W bilbordowej poezji Tomasza Kulczyńskiego nie otwiera się dyskusji na żaden temat. Czas na zmiany jest jałowe, jak powiedzenie „noc zmienia się w dzień” albo „Chocianów potrzebuje zmian”. Wtórność i oczywistość wielkich odkryć Tomasza Kulczyńskiego nie robi zbyt dużego wrażenia.
Wyrażenie: zmieniłbym to i to, na tamto i tamto, jest szczere, po pierwsze, a po wtóre potwierdza kompetencje domagającego się zmian. Czy mieszkańcy gminy mają dyskutować o darmowej komunikacji, wieżach operatorów komórkowych, które powstaną za sprawą nowego burmistrza, czy o przepełnionym szambie, albo rozpaczać nad mizerią publicznych finansów spowodowanych swobodną twórczością socjalizującego Franciszka Skibickiego? Tomasz Kulczyński jeszcze tego nie wie, dlatego rozpisał plebiscyt, jakich zmian ludzie Chocianowa oczekują, bo w końcu przyszedł czas na zmiany.
Możemy napisać do kandydata, co byśmy chcieli zmienić, a on postara się obiecać, że zmieni. Sorry za porównanie, ale zaśpiew „czas na zmiany” przypomina mi pomysł prezydenta Andrzeja Dudy: „czas na zmianę Konstytucji” – zróbmy referendum. Autor do końca nie wie, co zmienić, na wszelki wypadek zapyta więc suwerena – a co!
Ok! Dam spokój tak daleko idącym porównaniom, bo Chocianów to nie Państwo, a Tomasz Kulczyński nie jest mężem stanu. Gmina to zaledwie zagonek Polski wydzielony zgodnie z podziałem administracyjnym. Powtórzę – zmiany następują w każdej sekundzie, częściej, niż zmiany w świadomości doradców od pijaru zmienia Tomasz Kulczyński z plakatu. Radą mędrców z Lubina, chce powtórzyć sukces kampanii PiSu z 2016 roku – Czas na dobre zmiany! Słowo stało się ciałem, mamy do czynienia z nieprzerwanym ciągiem samych dobrych zmian. Nie ma jednak wątpliwości, że pierwsza zmiana powinna polegać na wybraniu Tomasza Kulczyńskiego burmistrzem Chocianowa. Później wszystko pójdzie, jakoś to będzie, jak z płatka…
Wszystko byłoby do przyjęcia, gdyby retoryka Tomasza Kulczyńskiego nie była podszyta młodzieńczym cynizmem i protekcjonalnym traktowaniem elektoratu Chocianowa. Naiwny okrzyk „Czas na zmiany”, tworzy u mnie jedno bardzo sugestywne skojarzenie: Tomasz Kulczyński przyjeżdża do murzyńskiej wioski z transparentem: Czas na zmiany koloru. Od dzisiaj będziecie pastelowi…” Geniusz?

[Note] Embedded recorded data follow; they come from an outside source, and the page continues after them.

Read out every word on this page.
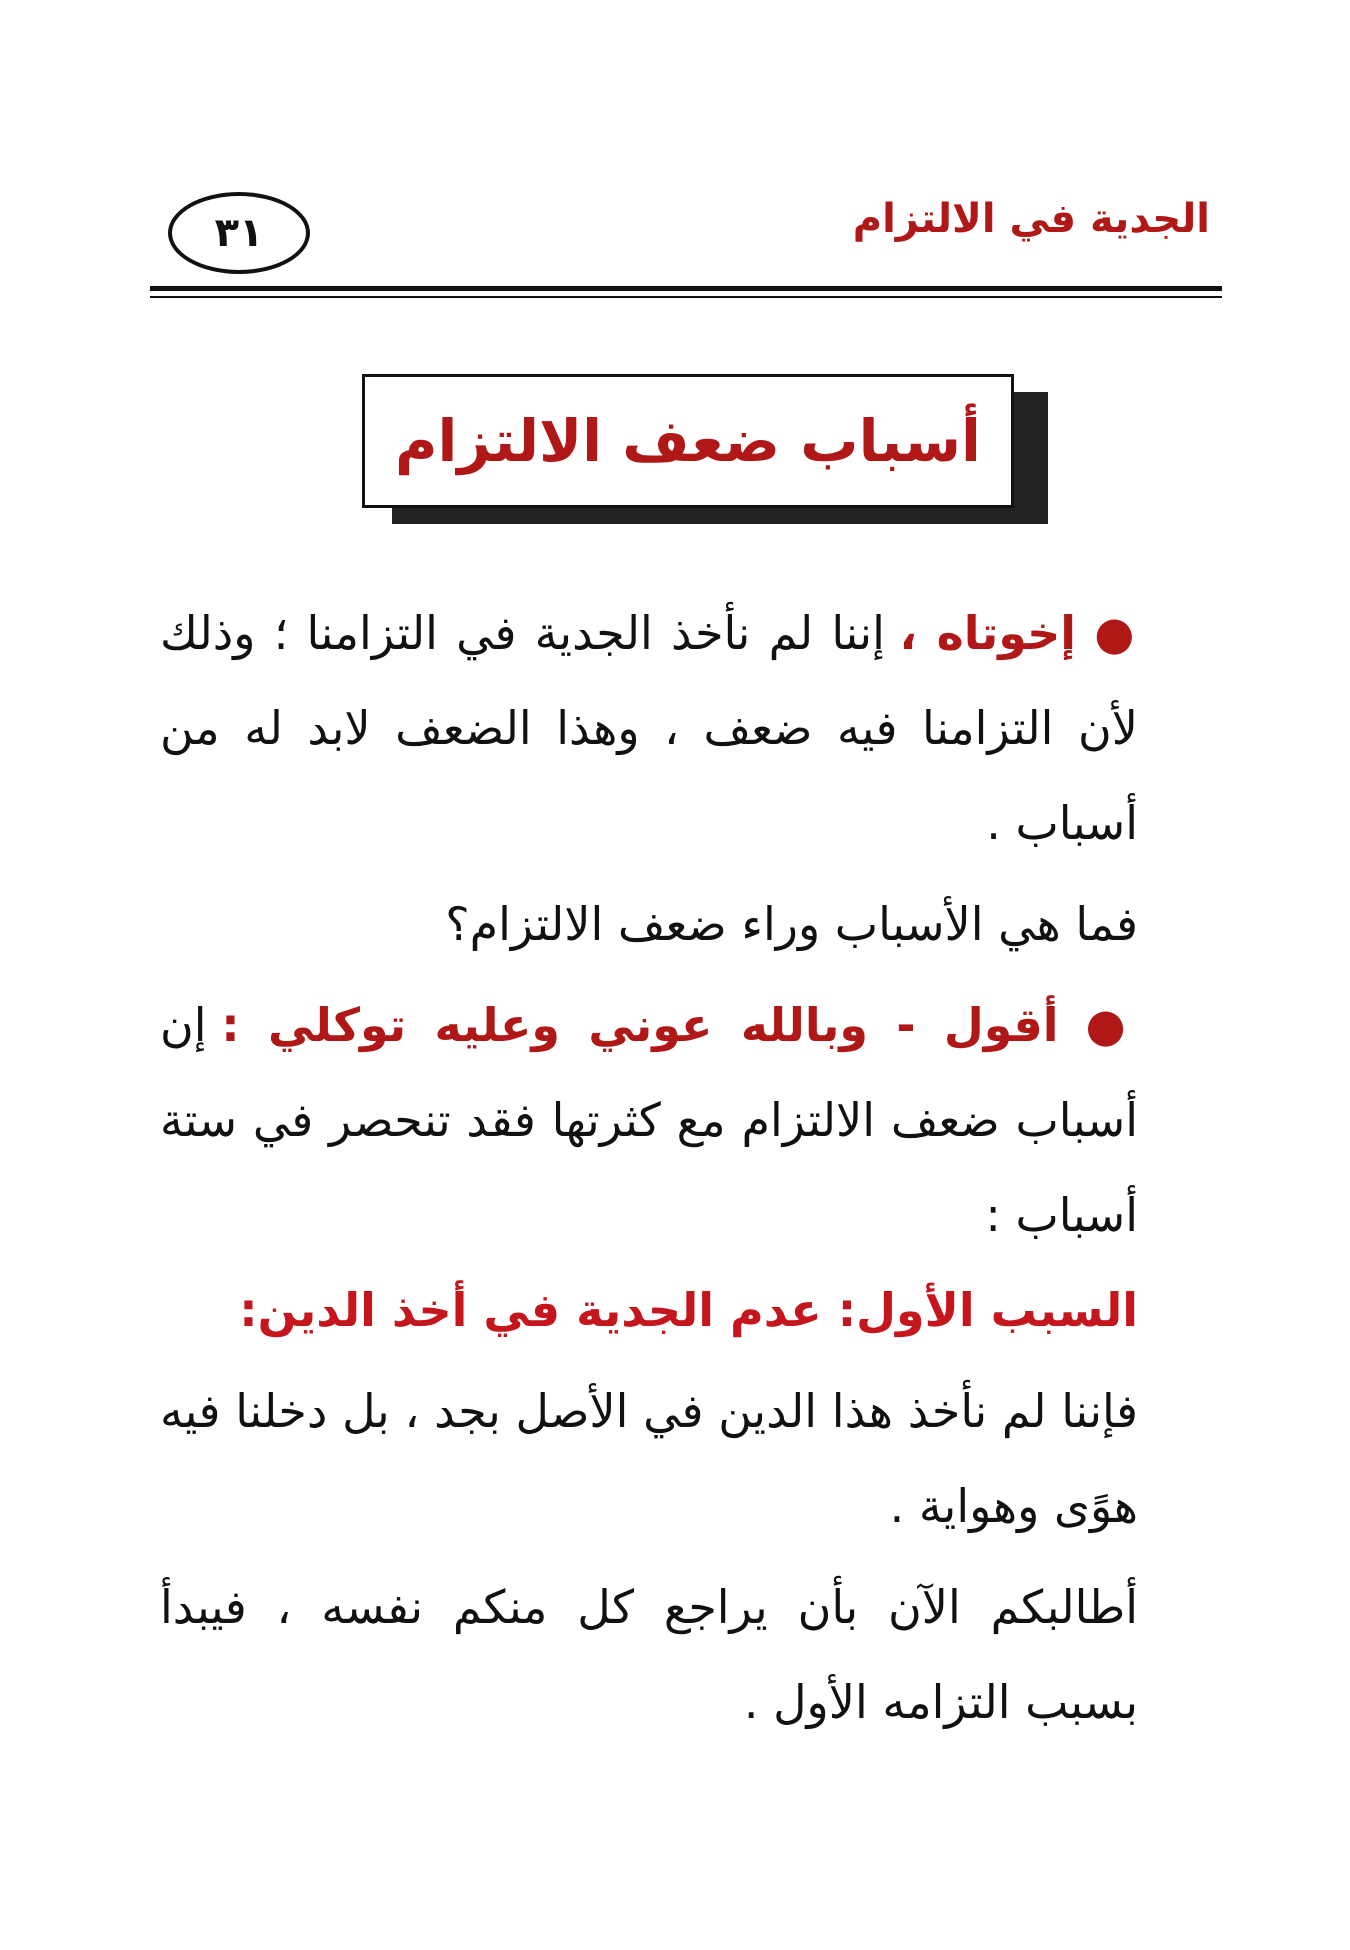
الجدية في الالتزام
٣١
أسباب ضعف الالتزام

● إخوتاه ، إننا لم نأخذ الجدية في التزامنا ؛ وذلك لأن التزامنا فيه ضعف ، وهذا الضعف لابد له من أسباب .

فما هي الأسباب وراء ضعف الالتزام؟

● أقول - وبالله عوني وعليه توكلي : إن أسباب ضعف الالتزام مع كثرتها فقد تنحصر في ستة أسباب :

السبب الأول: عدم الجدية في أخذ الدين:

فإننا لم نأخذ هذا الدين في الأصل بجد ، بل دخلنا فيه هوًى وهواية .

أطالبكم الآن بأن يراجع كل منكم نفسه ، فيبدأ بسبب التزامه الأول .
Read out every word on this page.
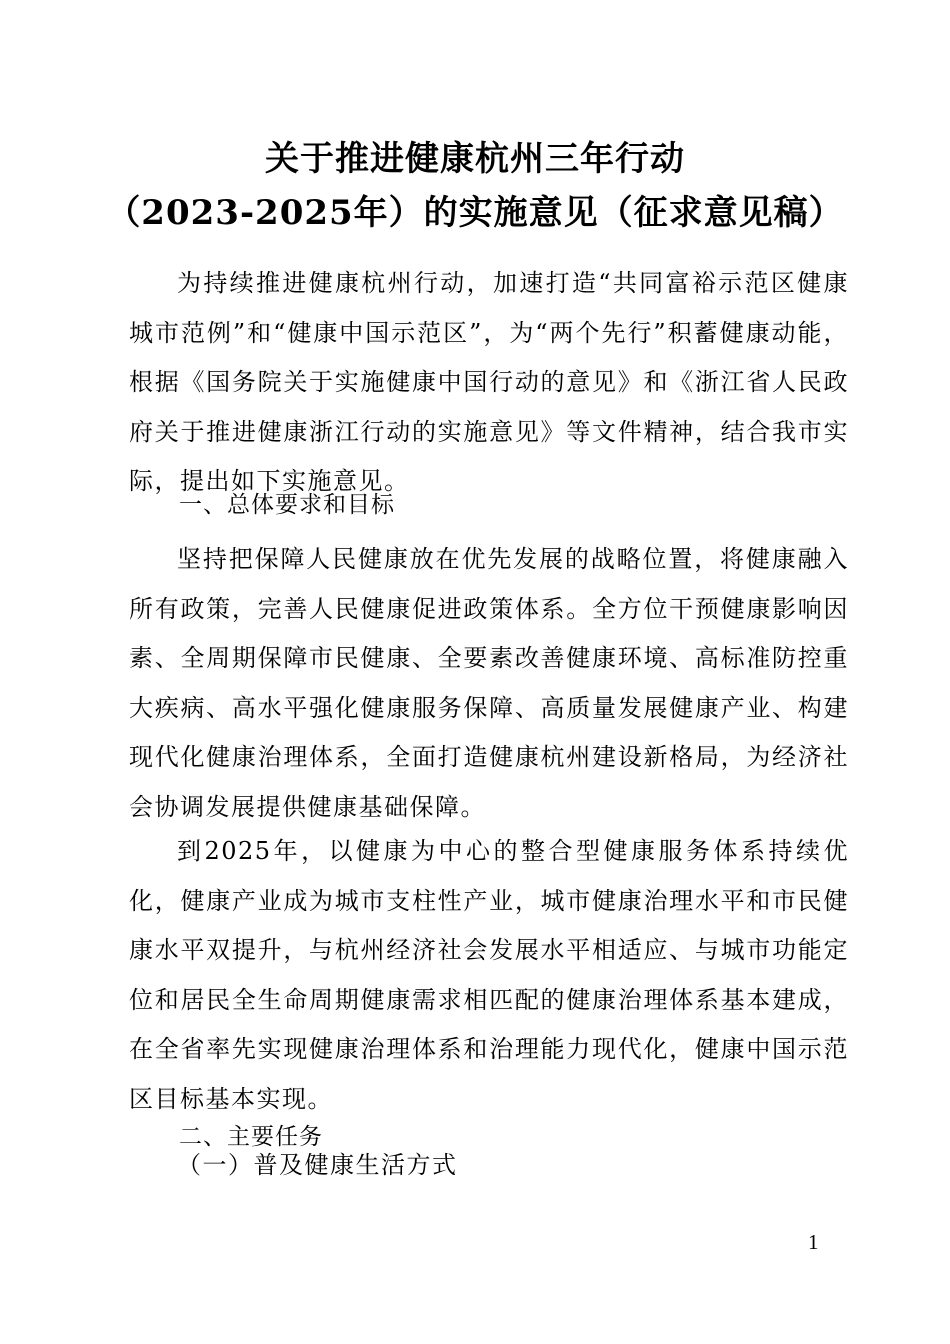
关于推进健康杭州三年行动
（2023-2025年）的实施意见（征求意见稿）

为持续推进健康杭州行动，加速打造“共同富裕示范区健康城市范例”和“健康中国示范区”，为“两个先行”积蓄健康动能，根据《国务院关于实施健康中国行动的意见》和《浙江省人民政府关于推进健康浙江行动的实施意见》等文件精神，结合我市实际，提出如下实施意见。

一、总体要求和目标

坚持把保障人民健康放在优先发展的战略位置，将健康融入所有政策，完善人民健康促进政策体系。全方位干预健康影响因素、全周期保障市民健康、全要素改善健康环境、高标准防控重大疾病、高水平强化健康服务保障、高质量发展健康产业、构建现代化健康治理体系，全面打造健康杭州建设新格局，为经济社会协调发展提供健康基础保障。

到2025年，以健康为中心的整合型健康服务体系持续优化，健康产业成为城市支柱性产业，城市健康治理水平和市民健康水平双提升，与杭州经济社会发展水平相适应、与城市功能定位和居民全生命周期健康需求相匹配的健康治理体系基本建成，在全省率先实现健康治理体系和治理能力现代化，健康中国示范区目标基本实现。

二、主要任务
（一）普及健康生活方式
1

O, ironio, zmiana ma dotyczyć zmiany Romana Kowalskiego, jakby to on był burmistrzem, na Tomasza Kulczyńskiego. Kandydat Kulczyński widzi potrzebę zmian, ale złego słowa na Franciszka Skibickiego nie powie, bo winę za wszelkie zapóźnienia gminy w jego mniemaniu ponosi ktoś inny. Dziecinne rozumowanie, ale to nie najgorsza cecha Tomasza Kulczyńskiego. Jest wiele opracowań naukowych wyjaśniających zjawisko mówiące, że poziom wykształcenia nie idzie w parze z logiką działania społecznego, niemniej w przypadku recenzji hasła wyborczego Tomasza z Lubina, próba powoływania się na nie zaciemniła by i tak dość mętny obraz tego człowieka. To paradoks, ale kandydat z Lubina chce zmienić Romana Kowalskiego, bo tylko w nim widzi zagrożenie dla siebie, a mówiąc na marginesie także ma zakaz krytykowania dokonań i stylu życia Franciszka Skibickiego. Niełatwa do ogarnięcia to logika – Tomasz Kulczyński i jego „sztab wyborczy” nie należą do najbardziej transparentnych osobowości.

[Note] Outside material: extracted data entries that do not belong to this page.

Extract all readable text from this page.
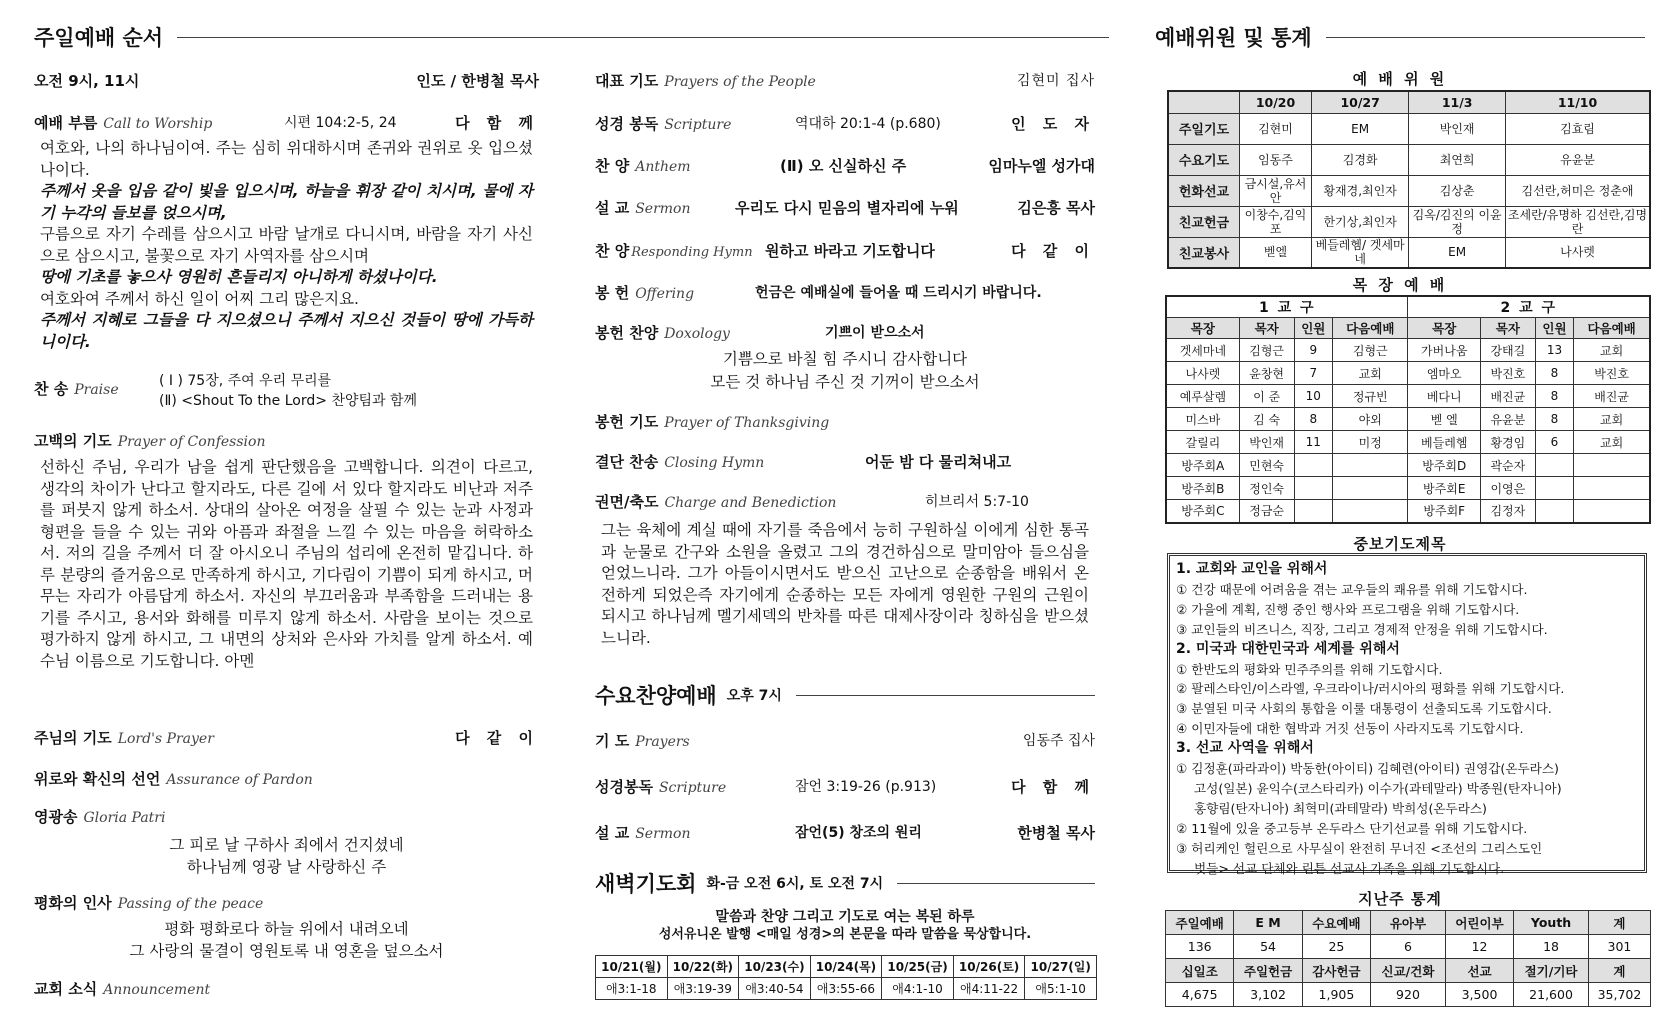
주일예배 순서
오전 9시, 11시	인도 / 한병철 목사
예배 부름 Call to Worship	시편 104:2-5, 24	다 함 께

여호와, 나의 하나님이여. 주는 심히 위대하시며 존귀와 권위로 옷 입으셨나이다.

주께서 옷을 입음 같이 빛을 입으시며, 하늘을 휘장 같이 치시며, 물에 자기 누각의 들보를 얹으시며,

구름으로 자기 수레를 삼으시고 바람 날개로 다니시며, 바람을 자기 사신으로 삼으시고, 불꽃으로 자기 사역자를 삼으시며

땅에 기초를 놓으사 영원히 흔들리지 아니하게 하셨나이다.

여호와여 주께서 하신 일이 어찌 그리 많은지요.

주께서 지혜로 그들을 다 지으셨으니 주께서 지으신 것들이 땅에 가득하니이다.

찬 송 Praise
( I ) 75장, 주여 우리 무리를
(Ⅱ) <Shout To the Lord> 찬양팀과 함께
고백의 기도 Prayer of Confession

선하신 주님, 우리가 남을 쉽게 판단했음을 고백합니다. 의견이 다르고, 생각의 차이가 난다고 할지라도, 다른 길에 서 있다 할지라도 비난과 저주를 퍼붓지 않게 하소서. 상대의 살아온 여정을 살필 수 있는 눈과 사정과 형편을 들을 수 있는 귀와 아픔과 좌절을 느낄 수 있는 마음을 허락하소서. 저의 길을 주께서 더 잘 아시오니 주님의 섭리에 온전히 맡깁니다. 하루 분량의 즐거움으로 만족하게 하시고, 기다림이 기쁨이 되게 하시고, 머무는 자리가 아름답게 하소서. 자신의 부끄러움과 부족함을 드러내는 용기를 주시고, 용서와 화해를 미루지 않게 하소서. 사람을 보이는 것으로 평가하지 않게 하시고, 그 내면의 상처와 은사와 가치를 알게 하소서. 예수님 이름으로 기도합니다. 아멘

주님의 기도 Lord's Prayer	다 같 이
위로와 확신의 선언 Assurance of Pardon
영광송 Gloria Patri
그 피로 날 구하사 죄에서 건지셨네
하나님께 영광 날 사랑하신 주
평화의 인사 Passing of the peace
평화 평화로다 하늘 위에서 내려오네
그 사랑의 물결이 영원토록 내 영혼을 덮으소서
교회 소식 Announcement
대표 기도 Prayers of the People	김현미 집사
성경 봉독 Scripture	역대하 20:1-4 (p.680)	인 도 자
찬 양 Anthem	(Ⅱ) 오 신실하신 주	임마누엘 성가대
설 교 Sermon	우리도 다시 믿음의 별자리에 누워	김은흥 목사
찬 양 Responding Hymn 원하고 바라고 기도합니다	다 같 이
봉 헌 Offering	헌금은 예배실에 들어올 때 드리시기 바랍니다.
봉헌 찬양 Doxology	기쁘이 받으소서
기쁨으로 바칠 힘 주시니 감사합니다
모든 것 하나님 주신 것 기꺼이 받으소서
봉헌 기도 Prayer of Thanksgiving
결단 찬송 Closing Hymn	어둔 밤 다 물리쳐내고
권면/축도 Charge and Benediction	히브리서 5:7-10

그는 육체에 계실 때에 자기를 죽음에서 능히 구원하실 이에게 심한 통곡과 눈물로 간구와 소원을 올렸고 그의 경건하심으로 말미암아 들으심을 얻었느니라. 그가 아들이시면서도 받으신 고난으로 순종함을 배워서 온전하게 되었은즉 자기에게 순종하는 모든 자에게 영원한 구원의 근원이 되시고 하나님께 멜기세덱의 반차를 따른 대제사장이라 칭하심을 받으셨느니라.

수요찬양예배 오후 7시
기 도 Prayers	임동주 집사
성경봉독 Scripture	잠언 3:19-26 (p.913)	다 함 께
설 교 Sermon	잠언(5) 창조의 원리	한병철 목사
새벽기도회 화-금 오전 6시, 토 오전 7시
말씀과 찬양 그리고 기도로 여는 복된 하루
성서유니온 발행 <매일 성경>의 본문을 따라 말씀을 묵상합니다.
10/21(월)	10/22(화)	10/23(수)	10/24(목)	10/25(금)	10/26(토)	10/27(일)
애3:1-18	애3:19-39	애3:40-54	애3:55-66	애4:1-10	애4:11-22	애5:1-10
예배위원 및 통계
예 배 위 원
	10/20	10/27	11/3	11/10
주일기도	김현미	EM	박인재	김효림
수요기도	임동주	김경화	최연희	유윤분
헌화선교	금시설,유서안	황재경,최인자	김상춘	김선란,허미은 정춘애
친교헌금	이창수,김익포	한기상,최인자	김옥/김진의 이윤정	조세란/유명하 김선란,김명란
친교봉사	벧엘	베들레헴/ 겟세마네	EM	나사렛
목 장 예 배
1 교 구				2 교 구			
목장	목자	인원	다음예배	목장	목자	인원	다음예배
겟세마네	김형근	9	김형근	가버나움	강태길	13	교회
나사렛	윤창현	7	교회	엠마오	박진호	8	박진호
예루살렘	이 준	10	정규빈	베다니	배진균	8	배진균
미스바	김 숙	8	야외	벧 엘	유윤분	8	교회
갈릴리	박인재	11	미정	베들레헴	황경임	6	교회
방주회A	민현숙			방주회D	곽순자		
방주회B	정인숙			방주회E	이영은		
방주회C	정금순			방주회F	김정자		
중보기도제목
1. 교회와 교인을 위해서
① 건강 때문에 어려움을 겪는 교우들의 쾌유를 위해 기도합시다.
② 가을에 계획, 진행 중인 행사와 프로그램을 위해 기도합시다.
③ 교인들의 비즈니스, 직장, 그리고 경제적 안정을 위해 기도합시다.
2. 미국과 대한민국과 세계를 위해서
① 한반도의 평화와 민주주의를 위해 기도합시다.
② 팔레스타인/이스라엘, 우크라이나/러시아의 평화를 위해 기도합시다.
③ 분열된 미국 사회의 통합을 이룰 대통령이 선출되도록 기도합시다.
④ 이민자들에 대한 협박과 거짓 선동이 사라지도록 기도합시다.
3. 선교 사역을 위해서
① 김정훈(파라과이) 박동한(아이티) 김혜련(아이티) 권영갑(온두라스)
고성(일본) 윤익수(코스타리카) 이수가(과테말라) 박종원(탄자니아)
홍향림(탄자니아) 최혁미(과테말라) 박희성(온두라스)
② 11월에 있을 중고등부 온두라스 단기선교를 위해 기도합시다.
③ 허리케인 헐린으로 사무실이 완전히 무너진 <조선의 그리스도인
벗들> 선교 단체와 린튼 선교사 가족을 위해 기도합시다.
지난주 통계
주일예배	E M	수요예배	유아부	어린이부	Youth	계
136	54	25	6	12	18	301
십일조	주일헌금	감사헌금	신교/건화	선교	절기/기타	계
4,675	3,102	1,905	920	3,500	21,600	35,702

Socjotechnika hasła nie dotyka obecnie rządzącego burmistrz, bo jest z „naszej drużyny z Lubina”. Nie wpadając w akademickości wypada jak krowie na rowie powiedzieć, że poważnych zmian w zachowaniu powinien doświadczyć najpierw sam Tomasz z Lubina. Kandydat musi przewartościować swój sposób postrzegania zbiorowości i kultury społeczności gminy Chocianów.
Twoje miasto Chocianów, szanowni Czytelnicy nie jest murzyńską wioską, jak raczy myśleć Tomasz z Lubina. Ma dla murzynów błyskotki, zdjęcia panoramiczne, pączki i ogólniki w postaci okrzyku „Czas na zmiany”. Sprzedaje „jakieś” zmiany, jak na jarmarku kota w worku – nie wiadomo czy to tygrys, pluszak na baterię, czy zaspany rudy kocur, który miałczy tylko dlatego, bo jest głodny.
Tomasz Kulczyński, podobnie jak socjalizująca kandydatka z PiS na wójta gminy Rudna, a wcześniej Franciszek Skibicki, próbuje zjednać sobie wyborców darmowym transportem. Nie jest nowatorem – Franciszek Skibicki męczył projekt lubiński i finanse gminy na ten temat dobre 2 lata. Na szczęście zrezygnował z pomysłu, choć miał większe predyspozycje i koneksje, by go zrealizować. Inne drobne uszczypliwości w stosunku do kandydata podaruję sobie na ciekawszą okazję, ale już dzisiaj wypada mi uświadomić radnemu z Lubina, że Gmina to przede wszystkim sprawna i możliwie najtańsza administracja.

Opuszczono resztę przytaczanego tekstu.